Dr Gihane Nasr and Dr Hassan Saoud, associate professors at the Lebanese University – Faculty of Science has been selected by the J. William Fulbright Foreign Scholarship Board for two Fulbright Grant (two from three grants for Lebanon) under the provision of the Fulbright Program. Those grants are administered by the Bureau of Educational and Cultural Affairs, United Stated Department of State with the cooperation of the Council for International Exchange of Scholars.
Dr Nasr will be hosted at the University of Michigan – Ann Arbor for 7 months. Her project deals with the “Encapsulation of Frangrances in PAMAM Dendrimers to Preserve Essential Oils Properties: Application to Linalool”. In order to improve human quality life, essential oils (EOs) is used as alternatives for synthetic harmful molecules. Dr Nasr proposes to encapsulate linalool in the interior voids of poly(amidoamine) PAMAM dendrimers. This nanotechnological approach may resolve the problem of instability, volatility and poor aqueous solubility of the components in EOs. Various parameters will be tested to define the optimal conditions of the preparation of this nanostructures. Encapsulation through dendrimers is a promising strategy to increase the shelf-life of bioactive molecules which may find applications in cosmetics, food and drug industries.
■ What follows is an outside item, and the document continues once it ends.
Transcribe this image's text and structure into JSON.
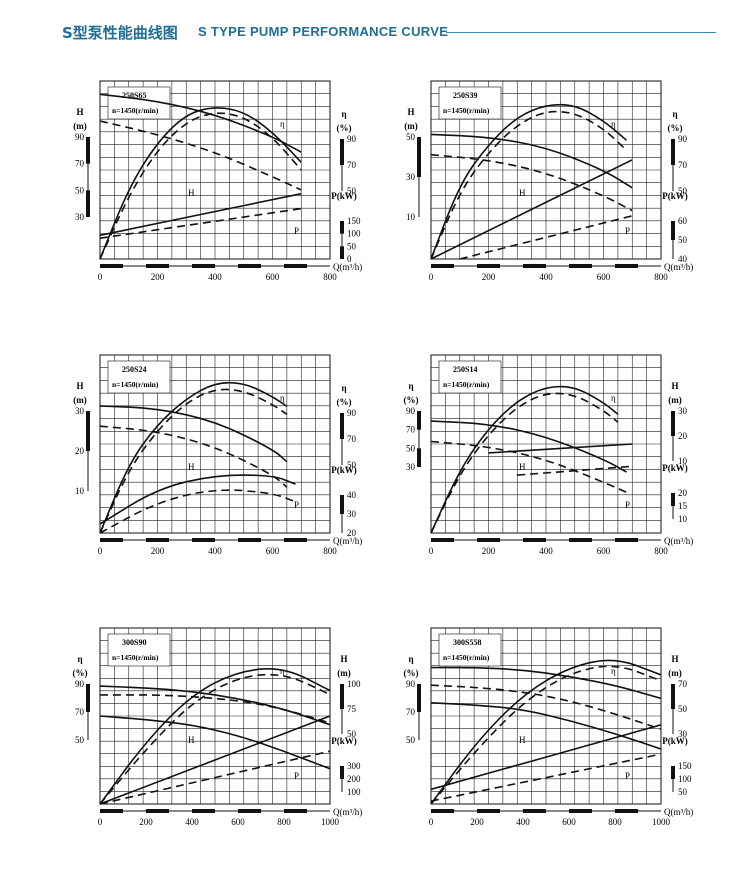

Dr Saoud will be hosted at Michigan State University for 6 months. His project tackles the “Study of Nonsmooth Dynamical Systems”. In fact, differential equations with non-smooth components occur in various situations. For example, they arise in mechanical systems if the effects of dry friction are included into the model, or they occur in the case of impacts. They are present in electrical circuits or in biological systems, if the non-smooth characteristics are used to represent switches. Discontinuous dynamical systems arise in a large number of applications. In optimal control problems, open-loop bang-bang controllers switch discontinuously between extreme values of the inputs to generate minimum-time trajectories from the initial to the final states. In his project, Dr Saoud will be interested to study the stability of an important class on non-smooth dynamical systems, called Evolution Variational Inequalities and Evolution Hemivariational Inequalities. The most important stability concept is stability in the sense of Lyapunov. Lyapunov's method is based on the study of the behavior of special functions called Lyapunov's function. This method avoids the calculation of an explicit solution of the problem. But, it requires to find a good Lyapunov candidates functions compatible with the problem, and the disadvantage is that there is no straightforward construction of Lyapunov functions.